Se agachó hasta ponerse a mi altura y, cogiéndome bruscamente por los hombros, me zarandeó y me clavó la mirada.
– Si no te pones en pie ahora mismo y echas a correr hacia Atenas, voy a decirte lo que antes no te pude decir. Y, si lo hago -se inclinó suavemente hacia mí, de manera que sus labios quedaban a escasos milímetros de mi boca-, te lo diré de tal manera que no podrás volver a sentirte monja durante el resto de tu vida. Elige. Si llegas a Atenas conmigo, no insistiré nunca más.
Sentí unas ganas horribles de llorar, de esconder la cabeza contra su pecho y borrar esas cosas espantosas que acababa de decirme. Él sabía que yo le amaba y, por eso, me daba a elegir entre su amor o mi vocación. Si yo corría, le perdería para siempre; si me quedaba allí, tirada en el asfalto de la carretera, él me besaría y me haría olvidar que había entregado mi vida a Dios. Sentí la angustia más profunda, la pena más negra. Hubiera dado cualquier cosa por no tener que elegir, por no haber conocido nunca a Farag Boswell. Tomé aire hasta que mis pulmones estuvieron a punto de estallar, solté mis hombros de sus manos con un ligero balanceo y, haciendo un esfuerzo sobrehumano -sólo yo sé lo que me costó, y no era ni por el cansancio físico ni por las llagas de los pies-, me incorporé, arreglé mis ropas con gesto decidido y me volví a mirarle. Él seguía en la misma posición, agachado, pero ahora su mirada era infinitamente triste.
– ¿Vamos? -le dije.
Me observó durante unos segundos, sin moverse, sin cambiar el gesto de la cara, y, luego, se irguió, trazó una sonrisa falsa en la boca y empezó a caminar.
– Vamos.
No recuerdo mucho de los pueblos que atravesamos, aparte de sus nombres (Halandri y Papagou), pero sé que corría mirando el reloj continuamente, intentando no sentir ni el dolor de mis piernas ni el de mi corazón. En algún momento, el frío del amanecer heló las lágrimas que resbalaban por mi cara. Entramos en Atenas, por la calle Kifissias, diez minutos antes de las seis de la mañana. Por mucho que corriéramos para llegar hasta Kapnikaréa, en el centro de la ciudad, sería imposible cumplir la prueba. Pero eso no nos detuvo, ni eso ni el punzante dolor que yo empecé a sentir en un costado y que me cortaba la respiración. Sudaba copiosamente y tenía la sensación de que iba a desmayarme de un momento a otro. Parecía, además, que tuviera cuchillas clavadas en los pies, pero seguí corriendo porque, si no lo hacía, tendría que enfrentarme con algo que no me sentía capaz de asumir. En realidad, más que correr, huía, huía de Farag y estoy segura de que él lo sabia. Se mantenía junto a mí a pesar de que hubiera podido adelantarme y, quizá, concluir con éxito la prueba de la pereza. Pero no me abandonó y yo, fiel a mi costumbre de sentirme culpable por todo, también me sentí responsable de su fracaso. Aquella hermosa noche, seguramente inolvidable, estaba terminando como una pesadilla.

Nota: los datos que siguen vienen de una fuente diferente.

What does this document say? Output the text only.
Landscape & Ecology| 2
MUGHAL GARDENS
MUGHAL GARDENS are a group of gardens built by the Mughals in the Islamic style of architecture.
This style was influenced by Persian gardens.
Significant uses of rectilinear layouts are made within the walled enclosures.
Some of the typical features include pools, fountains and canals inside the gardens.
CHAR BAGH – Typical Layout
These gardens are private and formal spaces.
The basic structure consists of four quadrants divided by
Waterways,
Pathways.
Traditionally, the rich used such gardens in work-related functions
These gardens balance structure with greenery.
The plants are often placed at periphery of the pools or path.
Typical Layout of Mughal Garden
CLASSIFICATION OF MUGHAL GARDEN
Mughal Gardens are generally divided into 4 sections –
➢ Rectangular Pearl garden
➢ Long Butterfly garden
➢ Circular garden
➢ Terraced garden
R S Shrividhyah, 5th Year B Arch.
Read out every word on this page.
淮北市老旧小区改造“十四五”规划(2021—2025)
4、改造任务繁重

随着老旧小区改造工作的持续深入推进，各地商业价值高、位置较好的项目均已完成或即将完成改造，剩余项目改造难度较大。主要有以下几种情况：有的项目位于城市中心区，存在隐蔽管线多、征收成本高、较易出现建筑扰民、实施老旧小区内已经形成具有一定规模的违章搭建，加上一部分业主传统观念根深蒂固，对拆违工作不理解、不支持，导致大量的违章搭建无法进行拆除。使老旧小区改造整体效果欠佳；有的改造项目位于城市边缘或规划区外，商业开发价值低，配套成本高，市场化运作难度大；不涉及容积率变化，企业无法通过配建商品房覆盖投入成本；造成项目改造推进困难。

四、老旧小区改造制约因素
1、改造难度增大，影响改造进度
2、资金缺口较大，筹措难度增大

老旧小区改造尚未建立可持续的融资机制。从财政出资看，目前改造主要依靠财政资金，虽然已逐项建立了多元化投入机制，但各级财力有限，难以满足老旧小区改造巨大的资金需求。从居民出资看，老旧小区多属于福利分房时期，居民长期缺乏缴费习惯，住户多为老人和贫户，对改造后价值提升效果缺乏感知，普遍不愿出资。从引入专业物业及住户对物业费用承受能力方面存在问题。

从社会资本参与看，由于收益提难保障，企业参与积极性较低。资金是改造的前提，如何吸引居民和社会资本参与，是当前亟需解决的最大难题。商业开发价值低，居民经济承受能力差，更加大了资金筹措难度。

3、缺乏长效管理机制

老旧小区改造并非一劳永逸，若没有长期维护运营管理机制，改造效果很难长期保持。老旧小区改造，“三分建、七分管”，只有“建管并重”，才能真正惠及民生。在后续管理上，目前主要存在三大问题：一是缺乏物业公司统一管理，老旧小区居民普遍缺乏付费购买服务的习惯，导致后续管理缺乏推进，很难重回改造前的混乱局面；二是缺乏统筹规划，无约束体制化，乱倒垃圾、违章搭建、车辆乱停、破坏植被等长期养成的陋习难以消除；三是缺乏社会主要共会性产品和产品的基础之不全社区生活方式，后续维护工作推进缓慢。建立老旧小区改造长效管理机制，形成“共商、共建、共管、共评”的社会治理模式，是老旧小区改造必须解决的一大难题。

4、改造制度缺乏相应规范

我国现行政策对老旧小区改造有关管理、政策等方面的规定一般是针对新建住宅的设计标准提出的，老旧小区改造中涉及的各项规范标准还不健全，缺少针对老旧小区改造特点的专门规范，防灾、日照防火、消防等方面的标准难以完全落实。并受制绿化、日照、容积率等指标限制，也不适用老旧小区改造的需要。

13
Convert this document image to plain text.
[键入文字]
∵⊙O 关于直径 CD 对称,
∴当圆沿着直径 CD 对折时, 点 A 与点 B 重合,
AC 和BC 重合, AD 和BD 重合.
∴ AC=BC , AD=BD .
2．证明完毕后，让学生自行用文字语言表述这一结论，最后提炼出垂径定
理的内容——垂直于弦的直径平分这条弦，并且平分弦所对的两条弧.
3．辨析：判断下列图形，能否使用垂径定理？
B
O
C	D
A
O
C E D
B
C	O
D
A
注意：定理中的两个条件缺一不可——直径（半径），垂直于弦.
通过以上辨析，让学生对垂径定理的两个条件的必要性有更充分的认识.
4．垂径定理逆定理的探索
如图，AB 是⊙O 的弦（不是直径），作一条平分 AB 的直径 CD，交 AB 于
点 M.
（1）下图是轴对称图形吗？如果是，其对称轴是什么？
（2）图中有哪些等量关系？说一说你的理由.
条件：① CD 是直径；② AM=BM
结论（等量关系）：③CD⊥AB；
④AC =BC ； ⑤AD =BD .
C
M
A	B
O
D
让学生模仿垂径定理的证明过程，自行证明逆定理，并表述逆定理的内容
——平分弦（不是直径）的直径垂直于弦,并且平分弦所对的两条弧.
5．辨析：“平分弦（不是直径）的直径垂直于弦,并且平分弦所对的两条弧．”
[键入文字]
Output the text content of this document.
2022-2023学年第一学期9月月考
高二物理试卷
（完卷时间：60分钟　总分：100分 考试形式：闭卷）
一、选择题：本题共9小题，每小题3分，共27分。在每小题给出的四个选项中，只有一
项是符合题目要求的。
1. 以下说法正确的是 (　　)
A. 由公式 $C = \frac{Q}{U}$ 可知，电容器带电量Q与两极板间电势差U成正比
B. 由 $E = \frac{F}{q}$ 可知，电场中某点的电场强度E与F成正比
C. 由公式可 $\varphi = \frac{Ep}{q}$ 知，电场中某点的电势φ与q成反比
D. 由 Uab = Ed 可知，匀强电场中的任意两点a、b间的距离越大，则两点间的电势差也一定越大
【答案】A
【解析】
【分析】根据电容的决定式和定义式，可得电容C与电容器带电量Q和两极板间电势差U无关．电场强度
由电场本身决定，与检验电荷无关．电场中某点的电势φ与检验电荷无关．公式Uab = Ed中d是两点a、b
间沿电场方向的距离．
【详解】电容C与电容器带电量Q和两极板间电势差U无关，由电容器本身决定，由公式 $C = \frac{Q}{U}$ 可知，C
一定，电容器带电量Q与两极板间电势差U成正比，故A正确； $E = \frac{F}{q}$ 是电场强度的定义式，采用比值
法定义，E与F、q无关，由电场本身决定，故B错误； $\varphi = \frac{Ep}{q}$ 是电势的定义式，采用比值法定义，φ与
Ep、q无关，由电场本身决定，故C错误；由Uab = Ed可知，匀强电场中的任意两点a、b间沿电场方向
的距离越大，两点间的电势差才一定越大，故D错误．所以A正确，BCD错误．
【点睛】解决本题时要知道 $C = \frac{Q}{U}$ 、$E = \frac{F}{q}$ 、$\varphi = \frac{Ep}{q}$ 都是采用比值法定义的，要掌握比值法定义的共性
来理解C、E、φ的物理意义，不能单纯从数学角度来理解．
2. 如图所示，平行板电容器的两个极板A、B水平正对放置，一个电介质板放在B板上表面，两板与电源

No sé cuántos kilómetros tendría la gran avenida de Vassilis Sofias, pero a mí me pareció eterna. Los coches circulaban por ella mientras nosotros corríamos a la desesperada sorteando postes, farolas, papeleras, árboles, anuncios publicitarios y bancos de hierro. La hermosa capital del mundo antiguo despertaba a un nuevo día que para nosotros sólo significaba el principio del fin. Vassilis Sofias no se acababa nunca y mi reloj marcaba ya las seis de la mañana. Era demasiado tarde, pero, por mucho que mirara a derecha e izquierda, el sol no se veía por ninguna parte; continuaba siendo tan de noche como una hora antes. ¿Qué estaba pasando?